With this campaign, we're asking people to join the world's first online test drive and understand the Mitsubishi experience. We really need to remind people of the wonderful, innovative nature of Mitsubishi cars.
Ad Age: What if it fails or there are technical glitches?
Mr. Adams: This is the risk [of] trying to do something bold and different. On the other hand, we have looked at so many things. We have two cars ready to go. It's controlled by GPS, so there are virtual boundaries [so you can't go outside the course]. Should there be something that goes wrong, we will have downtime every day; it's not 24 hours a day. The two vehicles will be tested during the downtime. There will always be a team of mechanics on site, a team of marshals to make sure the out-of-bounds rules are being followed. So we've got a lot of preventative measures that are put into place. Anything can go wrong, but to be honest, in some cases, that can be part of the overall experience. You want to roll the dice a little, you have to anticipate crazy things happening.
Ad Age: How much did this initiative cost?

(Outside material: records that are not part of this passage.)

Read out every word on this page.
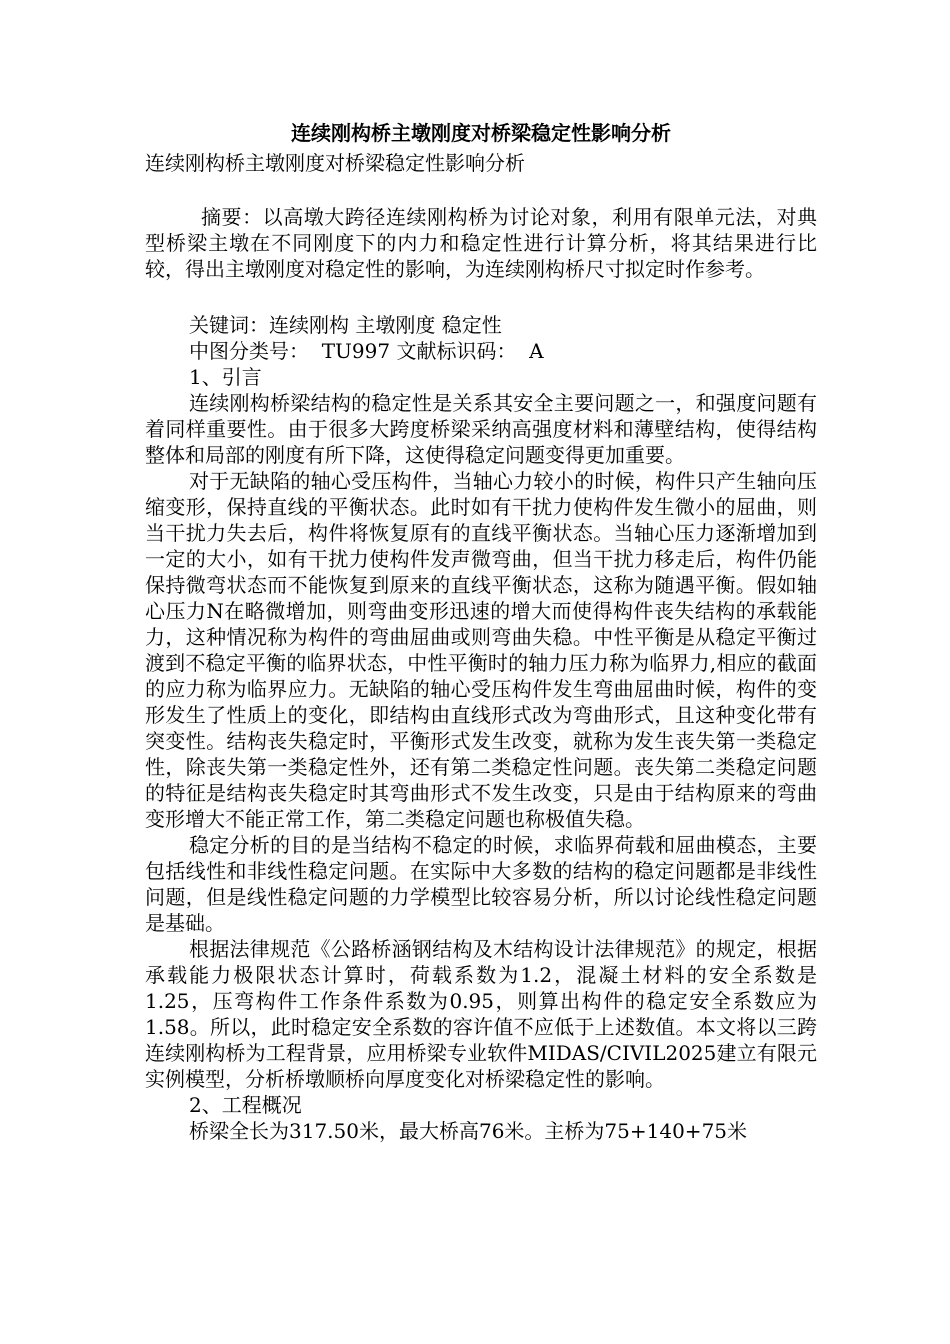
连续刚构桥主墩刚度对桥梁稳定性影响分析
连续刚构桥主墩刚度对桥梁稳定性影响分析

摘要：以高墩大跨径连续刚构桥为讨论对象，利用有限单元法，对典型桥梁主墩在不同刚度下的内力和稳定性进行计算分析，将其结果进行比较，得出主墩刚度对稳定性的影响，为连续刚构桥尺寸拟定时作参考。

关键词：连续刚构 主墩刚度 稳定性

中图分类号：  TU997 文献标识码：  A

1、引言

连续刚构桥梁结构的稳定性是关系其安全主要问题之一，和强度问题有着同样重要性。由于很多大跨度桥梁采纳高强度材料和薄壁结构，使得结构整体和局部的刚度有所下降，这使得稳定问题变得更加重要。

对于无缺陷的轴心受压构件，当轴心力较小的时候，构件只产生轴向压缩变形，保持直线的平衡状态。此时如有干扰力使构件发生微小的屈曲，则当干扰力失去后，构件将恢复原有的直线平衡状态。当轴心压力逐渐增加到一定的大小，如有干扰力使构件发声微弯曲，但当干扰力移走后，构件仍能保持微弯状态而不能恢复到原来的直线平衡状态，这称为随遇平衡。假如轴心压力N在略微增加，则弯曲变形迅速的增大而使得构件丧失结构的承载能力，这种情况称为构件的弯曲屈曲或则弯曲失稳。中性平衡是从稳定平衡过渡到不稳定平衡的临界状态，中性平衡时的轴力压力称为临界力,相应的截面的应力称为临界应力。无缺陷的轴心受压构件发生弯曲屈曲时候，构件的变形发生了性质上的变化，即结构由直线形式改为弯曲形式，且这种变化带有突变性。结构丧失稳定时，平衡形式发生改变，就称为发生丧失第一类稳定性，除丧失第一类稳定性外，还有第二类稳定性问题。丧失第二类稳定问题的特征是结构丧失稳定时其弯曲形式不发生改变，只是由于结构原来的弯曲变形增大不能正常工作，第二类稳定问题也称极值失稳。

稳定分析的目的是当结构不稳定的时候，求临界荷载和屈曲模态，主要包括线性和非线性稳定问题。在实际中大多数的结构的稳定问题都是非线性问题，但是线性稳定问题的力学模型比较容易分析，所以讨论线性稳定问题是基础。

根据法律规范《公路桥涵钢结构及木结构设计法律规范》的规定，根据承载能力极限状态计算时，荷载系数为1.2，混凝土材料的安全系数是1.25，压弯构件工作条件系数为0.95，则算出构件的稳定安全系数应为1.58。所以，此时稳定安全系数的容许值不应低于上述数值。本文将以三跨连续刚构桥为工程背景，应用桥梁专业软件MIDAS/CIVIL2025建立有限元实例模型，分析桥墩顺桥向厚度变化对桥梁稳定性的影响。

2、工程概况

桥梁全长为317.50米，最大桥高76米。主桥为75+140+75米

Mr. Adams: It was very reasonable. We worked very hard with 180, which did a good job of controlling costs.
Ad Age: Does doing a stunt like this bring attention to the stunt, or to the car?
Mr. Adams: For sure we will measure it. We can watch how many people are coming to our overall website so we can see what the halo effect of doing such an event is. The thing about doing this interactively is it will enable us to see if this is paying off.
Ad Age: What does it do for the brand?
Mr. Adams: It reinforces that we are out of the box, we don't do things typically. We really need to get back to what the core of Mitsubishi is. We're different. We know we're different and we want to celebrate it.
Ad Age: Why'd you think it was the right choice, for the organization as well as for you personally, as a new marketing head?
Mr. Adams: One is, I know [President-CEO Shin Kurihara] very well. He really understands products. He really loves Mitsubishi, he loves and appreciates the U.S. market and he wanted to try something different.
Ad Age: So he granted you carte blanche?
Mr. Adams: Carte blanche. He said ... go for it, try it. When we first presented this idea to management, there were some at a very high level who didn't get it. So all I asked for was, guys, you know we need a big idea, I said give us three weeks, we'll show you how this is going to work, how it will be promoted, and we believe you'll agree with it. And it got approved with the caveat that we needed to come back with a review in three weeks. We showed how cool an experience it can be, we showed how you can invite your friends to be on this ... [how with] this you're immediately getting people engaged, to sign up.
*UPDATE: After publication of this story, Gregory Adams contacted Ad Age to retract the following statement, which has been removed from the story: "Specifically, they had decided that [former creative agency] Traffic was just not up to par as well as the interactive agency that was working with them at the time."